Wearable fitness technology, smartwatches that play music and new products from Samsung, Sony and Nokia — welcome to the world’s largest mobile show.
The Mobile World Congress, the annual trade show for the mobile sector, kicks off in Barcelona today, attracting some 75,000 delegates, pumping €350m into the local economy and creating more than 7,000 temporary jobs.
Most of the buzz at this year’s event is around the launch of smartwatches and gadgets worn on the body.
Samsung yesterday unveiled two new computerised wristwatches including health sensors and related fitness features.
The new Gear 2 and Gear 2 Neo will have a heart rate sensor, a pedometer and various tools to measure exercise, sleep and stress levels. The low-resolution, 2-megapixel camera on the Gear 2 is being moved to the main body; it was on the strap on the original Gear. It’s not immediately clear if the Gear 2 Neo has a camera.
Taiwanese manufacturer HTC is expected to demo a new digital wristband that plays music, among three new wearables it is unveiling.
According to Michael O’Hara, chief marketing officer of Mobile World Congress, wearable technology launches will also include fitness products worn on the wrist and “a shirt that measures your heart rate without sensors built into it”; instead it will monitor by fibres in the clothing. The shirts will be modelled at the congress by a team of basketball players.
Sony will give an update about its plans for Core, the fitness-tracking device it announced last month. The chip is the size of a house key, but a little thicker, and is probably the smallest device Sony has manufactured. It’s designed to be attached to other products, beginning with a smartband due out later in the spring.
Samsung will unveil its Galaxy S5 handset tonight. It is believed poor sales of its predecessor the S4 is prompting the fast-tracking of its launch. Press leaks suggest its features will include water- and dust-proof technology, “head-tracking gesture control” and a fingerprint scanner for security.
Users will have to press the pads of a finger against the “home” key on the smartphone to unlock the device or provide identity confirmation. It’s rumoured the South Korean electronics company will also launch the first flexible tablet, which is bendable like a paperback copybook.
Nokia will launch its first Android smartphone at the Mobile World Congress — believed to be called the X.
The company has been leaving hints about the phone, the latest being a teaser on its official blog that features four black arrow signs against a green background forming the letter X.

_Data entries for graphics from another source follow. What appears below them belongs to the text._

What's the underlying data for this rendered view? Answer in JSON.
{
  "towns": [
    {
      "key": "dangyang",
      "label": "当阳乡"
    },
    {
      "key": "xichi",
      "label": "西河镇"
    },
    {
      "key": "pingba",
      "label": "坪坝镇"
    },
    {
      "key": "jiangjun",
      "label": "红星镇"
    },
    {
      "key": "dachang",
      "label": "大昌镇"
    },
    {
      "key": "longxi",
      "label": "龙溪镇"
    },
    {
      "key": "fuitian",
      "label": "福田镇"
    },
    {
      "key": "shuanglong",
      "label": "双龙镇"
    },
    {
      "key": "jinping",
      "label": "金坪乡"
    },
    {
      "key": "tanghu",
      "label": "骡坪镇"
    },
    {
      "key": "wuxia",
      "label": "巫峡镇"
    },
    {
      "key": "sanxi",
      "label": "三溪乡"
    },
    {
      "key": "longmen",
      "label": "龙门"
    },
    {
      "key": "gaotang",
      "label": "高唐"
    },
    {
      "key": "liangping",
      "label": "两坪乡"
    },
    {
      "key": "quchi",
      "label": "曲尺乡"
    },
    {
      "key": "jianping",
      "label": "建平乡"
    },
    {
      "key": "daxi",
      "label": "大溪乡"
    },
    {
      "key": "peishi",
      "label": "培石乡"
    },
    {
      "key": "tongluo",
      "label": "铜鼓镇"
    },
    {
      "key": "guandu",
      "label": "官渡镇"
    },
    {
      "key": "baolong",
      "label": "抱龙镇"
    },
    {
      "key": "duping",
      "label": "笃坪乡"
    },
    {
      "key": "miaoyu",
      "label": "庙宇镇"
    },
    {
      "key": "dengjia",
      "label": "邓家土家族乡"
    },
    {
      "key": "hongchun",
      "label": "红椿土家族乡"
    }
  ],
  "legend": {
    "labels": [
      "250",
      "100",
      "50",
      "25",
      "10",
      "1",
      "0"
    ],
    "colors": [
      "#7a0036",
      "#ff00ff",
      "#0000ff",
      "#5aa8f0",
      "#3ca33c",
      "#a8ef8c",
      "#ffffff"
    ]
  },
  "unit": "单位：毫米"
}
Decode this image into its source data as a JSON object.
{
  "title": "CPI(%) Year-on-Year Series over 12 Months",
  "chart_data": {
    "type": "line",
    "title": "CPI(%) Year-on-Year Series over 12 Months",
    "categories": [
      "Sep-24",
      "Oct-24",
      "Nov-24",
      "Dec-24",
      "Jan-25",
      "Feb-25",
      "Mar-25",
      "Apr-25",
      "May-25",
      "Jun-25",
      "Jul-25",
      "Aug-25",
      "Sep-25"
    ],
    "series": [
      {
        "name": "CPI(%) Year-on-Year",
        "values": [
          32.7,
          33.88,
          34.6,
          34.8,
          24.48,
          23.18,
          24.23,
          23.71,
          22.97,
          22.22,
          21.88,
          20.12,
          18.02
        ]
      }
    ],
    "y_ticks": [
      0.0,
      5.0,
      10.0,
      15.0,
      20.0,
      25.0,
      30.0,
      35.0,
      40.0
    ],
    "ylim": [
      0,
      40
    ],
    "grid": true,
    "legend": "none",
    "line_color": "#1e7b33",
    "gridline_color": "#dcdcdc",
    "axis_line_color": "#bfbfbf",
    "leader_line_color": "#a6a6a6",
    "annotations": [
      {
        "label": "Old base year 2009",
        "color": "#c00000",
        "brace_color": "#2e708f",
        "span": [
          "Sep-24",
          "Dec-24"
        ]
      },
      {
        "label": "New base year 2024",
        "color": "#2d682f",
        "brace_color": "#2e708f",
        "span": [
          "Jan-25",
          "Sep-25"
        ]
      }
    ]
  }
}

The handset — which is thought to be at the lower end of smartphone pricing — follows Microsoft buying Nokia’s struggling mobile business in September in an effort to “accelerate” its challenge to Apple and Google.
According to reports, the X will have an interface that looks more like Windows than Android and feature Microsoft and Nokia services rather than those made by Android-maker Google.

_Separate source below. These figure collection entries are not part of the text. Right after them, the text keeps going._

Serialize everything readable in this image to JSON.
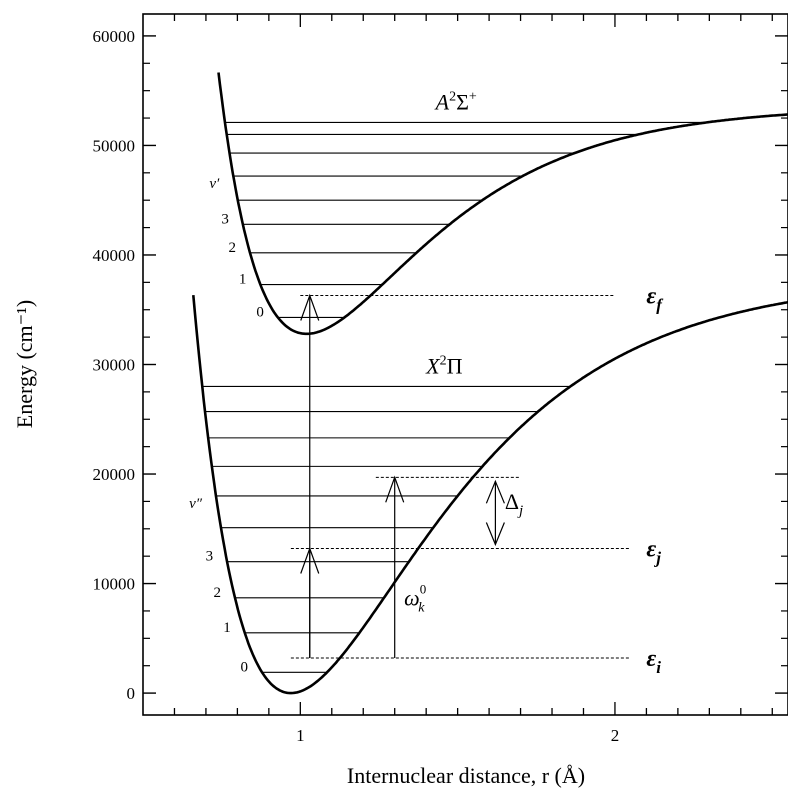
{
  "chart_data": {
    "type": "line",
    "xlabel": "Internuclear distance, r (Å)",
    "ylabel": "Energy (cm⁻¹)",
    "xlim": [
      0.5,
      2.55
    ],
    "ylim": [
      -2000,
      62000
    ],
    "xticks": [
      1,
      2
    ],
    "yticks": [
      0,
      10000,
      20000,
      30000,
      40000,
      50000,
      60000
    ],
    "grid": false,
    "curves": [
      {
        "label": "X²Π",
        "type": "morse",
        "te": 0,
        "de": 38000,
        "a": 2.2,
        "re": 0.97,
        "r_min": 0.66,
        "levels": [
          1900,
          5500,
          8700,
          12000,
          15100,
          18000,
          20700,
          23300,
          25700,
          28000
        ],
        "vlabels": [
          "0",
          "1",
          "2",
          "3",
          "v″"
        ]
      },
      {
        "label": "A²Σ⁺",
        "type": "morse",
        "te": 32800,
        "de": 20800,
        "a": 2.6,
        "re": 1.02,
        "r_min": 0.74,
        "levels": [
          34300,
          37300,
          40200,
          42800,
          45000,
          47200,
          49300,
          51000,
          52100
        ],
        "vlabels": [
          "0",
          "1",
          "2",
          "3",
          "v′"
        ]
      }
    ],
    "reference_energies": [
      {
        "label": "εi",
        "energy": 3200,
        "x_from": 0.97,
        "x_to": 2.05
      },
      {
        "label": "εj",
        "energy": 13200,
        "x_from": 0.97,
        "x_to": 2.05
      },
      {
        "label": "εf",
        "energy": 36300,
        "x_from": 1.0,
        "x_to": 2.0
      },
      {
        "label": "",
        "energy": 19700,
        "x_from": 1.24,
        "x_to": 1.7
      }
    ],
    "transitions": [
      {
        "x": 1.03,
        "from": 3200,
        "to": 36300
      },
      {
        "x": 1.03,
        "from": 3200,
        "to": 13200
      },
      {
        "x": 1.3,
        "from": 3200,
        "to": 19700
      }
    ],
    "annotations": {
      "omega": {
        "base": "ω",
        "sup": "0",
        "sub": "k"
      },
      "delta": {
        "base": "Δ",
        "sub": "j"
      },
      "x_state": {
        "base": "X",
        "sup": "2",
        "tail": "Π"
      },
      "a_state": {
        "base": "A",
        "sup": "2",
        "tail": "Σ",
        "tail_sup": "+"
      },
      "eps_i": {
        "base": "ε",
        "sub": "i"
      },
      "eps_j": {
        "base": "ε",
        "sub": "j"
      },
      "eps_f": {
        "base": "ε",
        "sub": "f"
      }
    }
  }
}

Instead of Google Maps it is expected to have Nokia’s mapping service and is not thought to run Google’s app store Google Play, instead using a Nokia store with Android apps.
The smartphone is expected to have a four-inch screen with a 1GHz dual- core Snapdragon processor, 512MB of memory, 4GB of storage, a microSD card slot and a 5-megapixel camera.
In a year in which global smartphone sales are expected to surpass 1 billion units for the first time, product launches are also expected from Huawei. LG will unveil its Google Glass rival product — a hands- free, wearable pair of spectacles called “Glasstic”.
The arrival of Facebook founder and chief executive Mark Zuckerberg in Spain to give this evening’s key- note address indicates the mobile industry is the key battleground for technology giants such as Facebook, Google and Microsoft.
Mobile ECG monitor
A new device which lets doctors monitor a patient’s heart problems through email will be launched this week.
The new electrocardiogram (ECG) monitor records the electrical activity of the heart and uses mobile phone data to send information back to doctors.
The ECGs can detect abnormal heart rhythms, damage caused by heart attacks or an enlarged heart.
Small metal electrodes are usually stuck on a patient’s arms, legs and chest. These are connected by wires to an ECG machine which records electrical impulses from the patient’s body.
ECGs are fitted to investigate complaints such as chest pains or palpitations, but are also performed as part of routine tests.
Manufacturers Aerotel say the new device is the “world’s smallest and most accurate hand-held 12-lead ECG monitor”.
A spokesman said the device is fitted with a “3G cellular module” which enables “seamless transmission of patients’ recorded ECGs to a call centre or directly to the doctor’s email”.
The company will present the HeartView P12/8 Mobile device at the World Mobile Conference in Barcelona.